Dunkirk is about the evacuation of Dunkirk. (Shocking, I know.) The film is separated into three separate stories – land, air, and sea. On land, soldiers try to evacuate France as the Nazis close in. In the air, members of the Royal Air Force try to protect the Navy ships full of soldiers from Dunkirk. On the sea, civilian sailboats sail to Dunkirk to support the Royal Navy as they ferry soldiers back after Germany destroys many naval ships.

What’s amazing is how Nolan wanted to create a spectacle on film. Dunkirk is the most amazing looking and amazing sounding film I’ve seen in a while. I don’t care how much you have to pay for a ticket. You owe it to yourself to see Dunkirk on the biggest screen you can.

It’s not just about the amazing visuals. It’s about the sense that you’re actually in Dunkirk with the troops, or that you’re on a ship that’s being torpedoed. There’s no sense of the larger battle. We never see a single German soldier nor do we get a sense of why Dunkirk is so strategically important.

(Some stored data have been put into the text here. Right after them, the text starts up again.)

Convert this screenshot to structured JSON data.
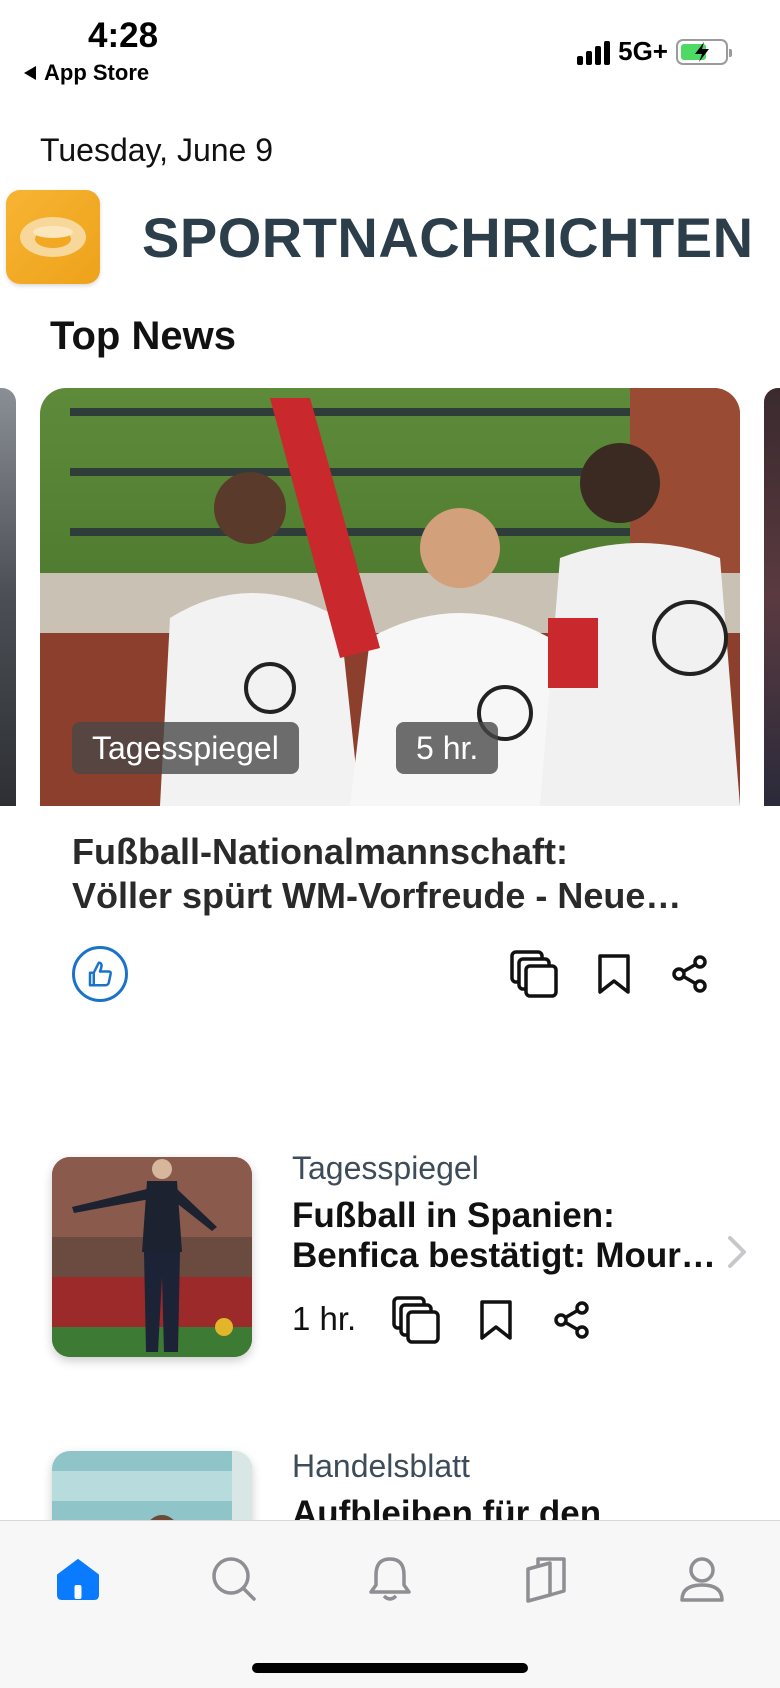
{
  "status_bar": {
    "time": "4:28",
    "back_label": "App Store",
    "network": "5G+",
    "battery_level": 0.6
  },
  "header": {
    "date": "Tuesday, June 9",
    "brand": "SPORTNACHRICHTEN",
    "logo_icon": "stadium-logo-icon"
  },
  "top_news": {
    "section_title": "Top News",
    "featured": {
      "source": "Tagesspiegel",
      "time": "5 hr.",
      "headline_line1": "Fußball-Nationalmannschaft:",
      "headline_line2": "Völler spürt WM-Vorfreude - Neue…",
      "actions": [
        "like-icon",
        "copy-icon",
        "bookmark-icon",
        "share-icon"
      ]
    }
  },
  "articles": [
    {
      "source": "Tagesspiegel",
      "title_line1": "Fußball in Spanien:",
      "title_line2": "Benfica bestätigt: Mour…",
      "time": "1 hr."
    },
    {
      "source": "Handelsblatt",
      "title_line1": "Aufbleiben für den",
      "title_line2": ""
    }
  ],
  "tab_bar": {
    "tabs": [
      "home-icon",
      "search-icon",
      "bell-icon",
      "cards-icon",
      "profile-icon"
    ],
    "active": "home-icon",
    "accent": "#0a7aff"
  },
  "colors": {
    "brand_text": "#2c3e4a",
    "logo": "#f2a823",
    "like_accent": "#1a73c9"
  }
}
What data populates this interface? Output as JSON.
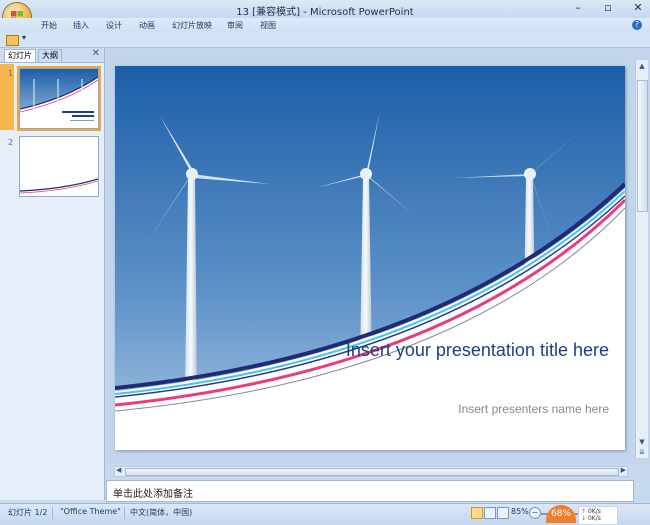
{
  "window": {
    "title": "13 [兼容模式] - Microsoft PowerPoint",
    "controls": [
      "–",
      "▫",
      "✕"
    ]
  },
  "ribbon_tabs": [
    "开始",
    "插入",
    "设计",
    "动画",
    "幻灯片放映",
    "审阅",
    "视图"
  ],
  "help_label": "?",
  "qat": {
    "dropdown": "▾"
  },
  "panel": {
    "tabs": [
      "幻灯片",
      "大纲"
    ],
    "close": "✕",
    "thumbnails": [
      {
        "number": "1",
        "selected": true
      },
      {
        "number": "2",
        "selected": false
      }
    ]
  },
  "slide": {
    "title": "Insert your presentation title here",
    "subtitle": "Insert presenters name here"
  },
  "notes": {
    "placeholder": "单击此处添加备注"
  },
  "statusbar": {
    "slide_counter": "幻灯片 1/2",
    "theme": "\"Office Theme\"",
    "language": "中文(简体，中国)",
    "zoom": "85%",
    "zoom_out": "−",
    "perf_badge": "68%",
    "net_up": "0K/s",
    "net_down": "0K/s"
  },
  "colors": {
    "title_text": "#1d3f8a",
    "stripe_navy": "#1f2a78",
    "stripe_pink": "#e83c7c",
    "stripe_cyan": "#42c5e6",
    "sky_top": "#1d5ea8",
    "sky_bottom": "#a9c7e3"
  }
}
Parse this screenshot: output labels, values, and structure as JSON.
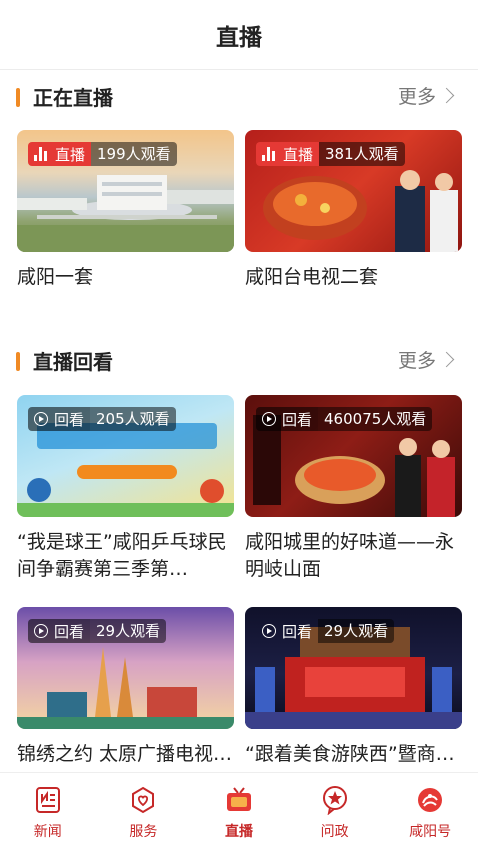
{
  "header": {
    "title": "直播"
  },
  "live": {
    "title": "正在直播",
    "more": "更多",
    "items": [
      {
        "badge": "直播",
        "viewers": "199人观看",
        "title": "咸阳一套"
      },
      {
        "badge": "直播",
        "viewers": "381人观看",
        "title": "咸阳台电视二套"
      }
    ]
  },
  "replay": {
    "title": "直播回看",
    "more": "更多",
    "items": [
      {
        "badge": "回看",
        "viewers": "205人观看",
        "title": "“我是球王”咸阳乒乓球民间争霸赛第三季第…"
      },
      {
        "badge": "回看",
        "viewers": "460075人观看",
        "title": "咸阳城里的好味道——永明岐山面"
      },
      {
        "badge": "回看",
        "viewers": "29人观看",
        "title": "锦绣之约 太原广播电视…"
      },
      {
        "badge": "回看",
        "viewers": "29人观看",
        "title": "“跟着美食游陕西”暨商…"
      }
    ]
  },
  "tabbar": {
    "tabs": [
      {
        "label": "新闻",
        "icon": "news-icon"
      },
      {
        "label": "服务",
        "icon": "service-icon"
      },
      {
        "label": "直播",
        "icon": "tv-icon"
      },
      {
        "label": "问政",
        "icon": "star-icon"
      },
      {
        "label": "咸阳号",
        "icon": "xianyang-logo-icon"
      }
    ],
    "active": "直播",
    "color": "#c62828"
  },
  "colors": {
    "accent": "#f08a24",
    "live_badge": "#e53935",
    "tab_red": "#c62828"
  }
}
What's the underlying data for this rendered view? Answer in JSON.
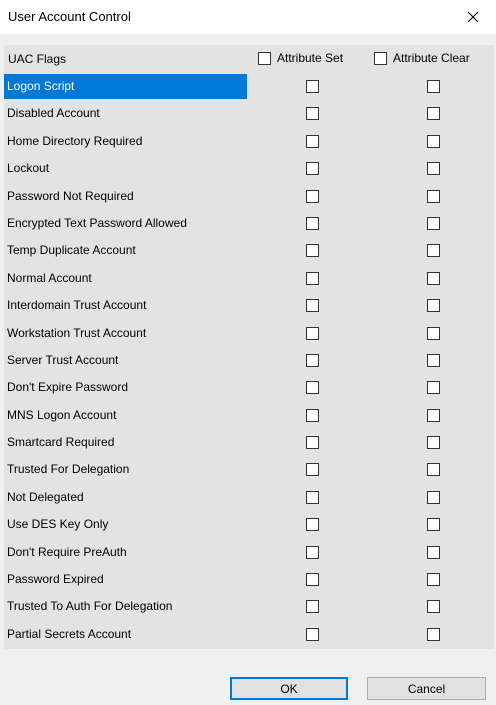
{
  "window": {
    "title": "User Account Control",
    "close_icon": "close-icon"
  },
  "header": {
    "flags_label": "UAC Flags",
    "attribute_set_label": "Attribute Set",
    "attribute_set_checked": false,
    "attribute_clear_label": "Attribute Clear",
    "attribute_clear_checked": false
  },
  "flags": [
    {
      "label": "Logon Script",
      "selected": true,
      "set": false,
      "clear": false
    },
    {
      "label": "Disabled Account",
      "selected": false,
      "set": false,
      "clear": false
    },
    {
      "label": "Home Directory Required",
      "selected": false,
      "set": false,
      "clear": false
    },
    {
      "label": "Lockout",
      "selected": false,
      "set": false,
      "clear": false
    },
    {
      "label": "Password Not Required",
      "selected": false,
      "set": false,
      "clear": false
    },
    {
      "label": "Encrypted Text Password Allowed",
      "selected": false,
      "set": false,
      "clear": false
    },
    {
      "label": "Temp Duplicate Account",
      "selected": false,
      "set": false,
      "clear": false
    },
    {
      "label": "Normal Account",
      "selected": false,
      "set": false,
      "clear": false
    },
    {
      "label": "Interdomain Trust Account",
      "selected": false,
      "set": false,
      "clear": false
    },
    {
      "label": "Workstation Trust Account",
      "selected": false,
      "set": false,
      "clear": false
    },
    {
      "label": "Server Trust Account",
      "selected": false,
      "set": false,
      "clear": false
    },
    {
      "label": "Don't Expire Password",
      "selected": false,
      "set": false,
      "clear": false
    },
    {
      "label": "MNS Logon Account",
      "selected": false,
      "set": false,
      "clear": false
    },
    {
      "label": "Smartcard Required",
      "selected": false,
      "set": false,
      "clear": false
    },
    {
      "label": "Trusted For Delegation",
      "selected": false,
      "set": false,
      "clear": false
    },
    {
      "label": "Not Delegated",
      "selected": false,
      "set": false,
      "clear": false
    },
    {
      "label": "Use DES Key Only",
      "selected": false,
      "set": false,
      "clear": false
    },
    {
      "label": "Don't Require PreAuth",
      "selected": false,
      "set": false,
      "clear": false
    },
    {
      "label": "Password Expired",
      "selected": false,
      "set": false,
      "clear": false
    },
    {
      "label": "Trusted To Auth For Delegation",
      "selected": false,
      "set": false,
      "clear": false
    },
    {
      "label": "Partial Secrets Account",
      "selected": false,
      "set": false,
      "clear": false
    }
  ],
  "buttons": {
    "ok_label": "OK",
    "cancel_label": "Cancel"
  },
  "colors": {
    "selection": "#0078d7",
    "panel": "#e3e3e3",
    "dialog": "#f0f0f0"
  }
}
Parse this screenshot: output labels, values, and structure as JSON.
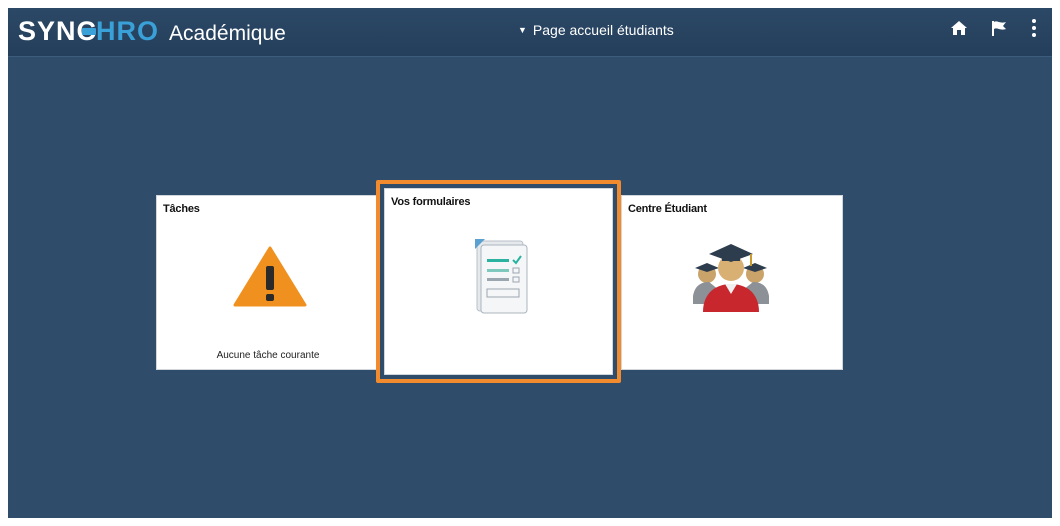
{
  "header": {
    "brand_syn": "SYN",
    "brand_c": "C",
    "brand_hro": "HRO",
    "brand_sub": "Académique",
    "page_nav_label": "Page accueil étudiants",
    "icons": [
      "home-icon",
      "flag-icon",
      "more-vert-icon"
    ]
  },
  "tiles": [
    {
      "title": "Tâches",
      "subtitle": "Aucune tâche courante",
      "icon": "warning-icon"
    },
    {
      "title": "Vos formulaires",
      "subtitle": "",
      "icon": "form-icon"
    },
    {
      "title": "Centre Étudiant",
      "subtitle": "",
      "icon": "graduate-icon"
    }
  ],
  "colors": {
    "background": "#2f4d6b",
    "brand_accent": "#3aa0d8",
    "highlight": "#f28a2e",
    "warning": "#f0901e"
  }
}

Unfortunately, this leads to some bad characterization. I cannot name a single character from the film without checking IMDB nor can I identify a stand out performance. Everyone is never onscreen long enough for them to stand up for me. The point, I guess, is that each of these individuals were only in the background of the later conflict. This isn’t a film about intimacy. And the actors never challenge themselves in playing these characters. It’s reminiscent of old war epics from the 1950s. That sounds like a compliment, but think of how many performances from The Longest Day stand out to you.

Even though the acting is a tad wooden, it works for the film. The characters are running on base emotion – confusion, desperation, and anger. Unlike Terrence Malick’s The Thin Red Line, no one bothers to philosophize about the war. That’s a conversation that’s worked for many films. But it wouldn’t work for Dunkirk. This tone works for this film because I get a greater emotional connection with the characters.

My personal favorite story was the “sea,” which saw boat owner Mr. Dawson traveling with his son and another boy to Dunkirk to rescue the troops. They find a sailor who survived a German attack. It’s a microcosm of every war film, with conflicting interests causing tragedy. And the actors were playing archetypes. Dawson was committed to duty while the soldier was in shock over seeing his friends die. 

I also enjoyed a scene on “land” in which a bunch of soldiers trying to escape in a shipwrecked boat are threatened by Germans using the boat for target practice and piercing the hull. It’s a tense scene out of a horror film, as the soldier try to remain calm as stray bullets threaten them. We see the bullet holes form on the side of the ship and hear the silence in the score. (There practically is no score, except for a ticking stop watch that permeates through every scene.) 

That last scene shows the intimacy in Dunkirk. It’s a simple scene shot in a grand way that really made me feel like I was there. Nolan is a director that still cares about the craft. He can take seemingly flimsy material and turn it into something incredible. 

Dunkirk is an experience that few films are willing to try anymore. It’s not about the characters. To paraphrase Casablanca, their problems don’t amount to a hill of beans in this crazy world. It’s about our sharing their experience. Dunkirk is one of the most effective war films to come along in quite some time.